Twin Robots: Ultimate Edition Review

Originally released on the Ouya, with Steam and the Wii U seeing similar ports, Twin Robots, developed by Thinice Games and published by Ratalaika Games, has now been reprogrammed as it makes its way onto the Nintendo Switch in the newly entitled: Ultimate Edition.

Essentially a 2.5D platformer, the game sees you controlling two robots, Watt and Volt, which have been mistakenly labelled as defective and condemned to being recycled. In order to prove their worth and avoid their fate, you take control of both robots, either with a switching mechanic in solo play or together in a two player local co-operative mode, through a series of challenges that get increasingly difficult the further you progress within the game. Each of the levels play the same with its core mechanics in that, one robot remains imprisoned in a room that has a slowly descending ceiling, whilst the other robot runs, jumps, climbs, pushes and pulls its way through the recycling plant in order to find a button that can release his captive friend. However, there are many obstacles that stand in your way from collapsible floors, laser beams, guillotine’s and protruding spikes; all of which need to be overcome as you battle against time to find the escape button.

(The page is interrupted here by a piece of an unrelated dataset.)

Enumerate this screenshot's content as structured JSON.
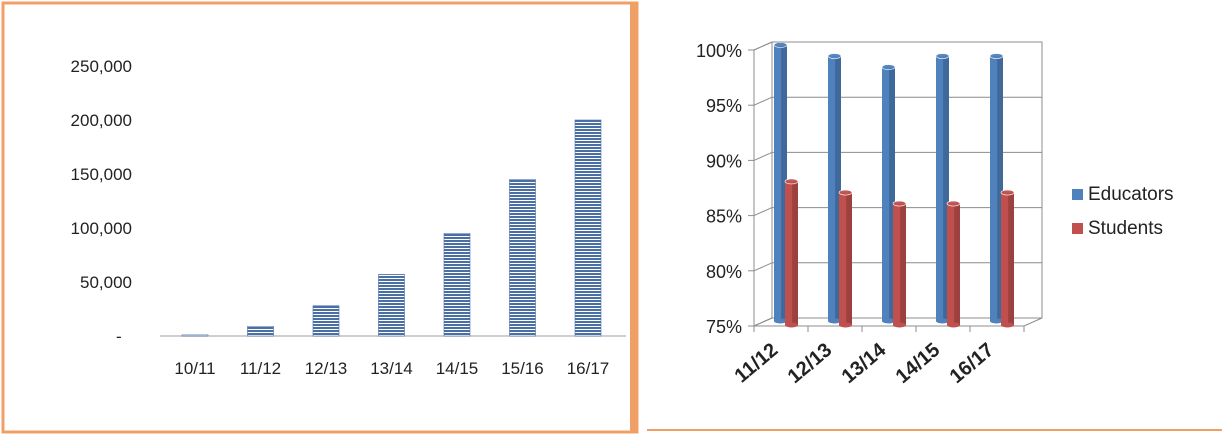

However, once freed the level doesn’t end there. It’s then up to the both of you to collect energy capsules and hidden batteries in order to gain, and transfer, enough energy in order to power up a plug at the level’s exit and escape through it. Although it sounds simplistic in its nature of traversing a generally, generic platforming model, the battery and energy levels associated with each of the robots plays an important element within the mechanics of the gameplay. With each action that any of the robots perform, an energy bar depletes which makes conserving energy an important factor in achieving success within each level; especially when you take into consideration the need to save one hundred units which are required to power up the exit. It is possible to share your energy conserves remotely between each of the robots and, although the first few levels shouldn’t present too much of a problem, the more you progress, the more important your energy conservation becomes, which all adds up to a rather fun and challenging puzzling-platforming style of gameplay.

This new ‘Ultimate Edition’ also bags a ton of extra features which makes it stand out from the title’s original release. The graphics have taken a complete overhaul with very crisp and clean sprites and more detailed backgrounds; all running at a super smooth sixty frames per seconds. The original soundtrack has been completely replaced with a new track list that has been written by Leeds-based musical composer and producer, Levi Bond. Its electro-trance beats are very satisfying here, matching the tempo of the gameplay and producing an aesthetic that is very pleasing to the ear.

The amount of levels has also been increased from the original’s twenty eight, to a very challenging forty, with the inclusion of some extra levels that were originally developed for a planned, then ultimately scrapped, sequel. Each of the levels also contain secret areas that can be found in order to unlock some very special features that range from mini games, such as a soccer-style of game, to new paint jobs that alter the look of our two metallic heroes. Last, but not least, the game has also incorporated its own in-game achievement mechanic which means that there is more than enough variety, quality and quantity here to satisfy everyone. There’s plenty of replayability value on offer here too with timed leader boards for each level, as well as energy capsule numbers, hidden batteries and secret areas; not to mention the special features and mini-games.

Perfect for casual or lengthier periods of play, Twin Robots: Ultimate Edition offers a very solid experience, whether you choose to play solo or using its co-operative gameplay. If you’ve already played the original title, then there is certainly enough new content here to justify another purchase and if you’re new to the series, then you’re certainly in for a treat; especially if you’re a fan of platform games that require some lateral thinking to them.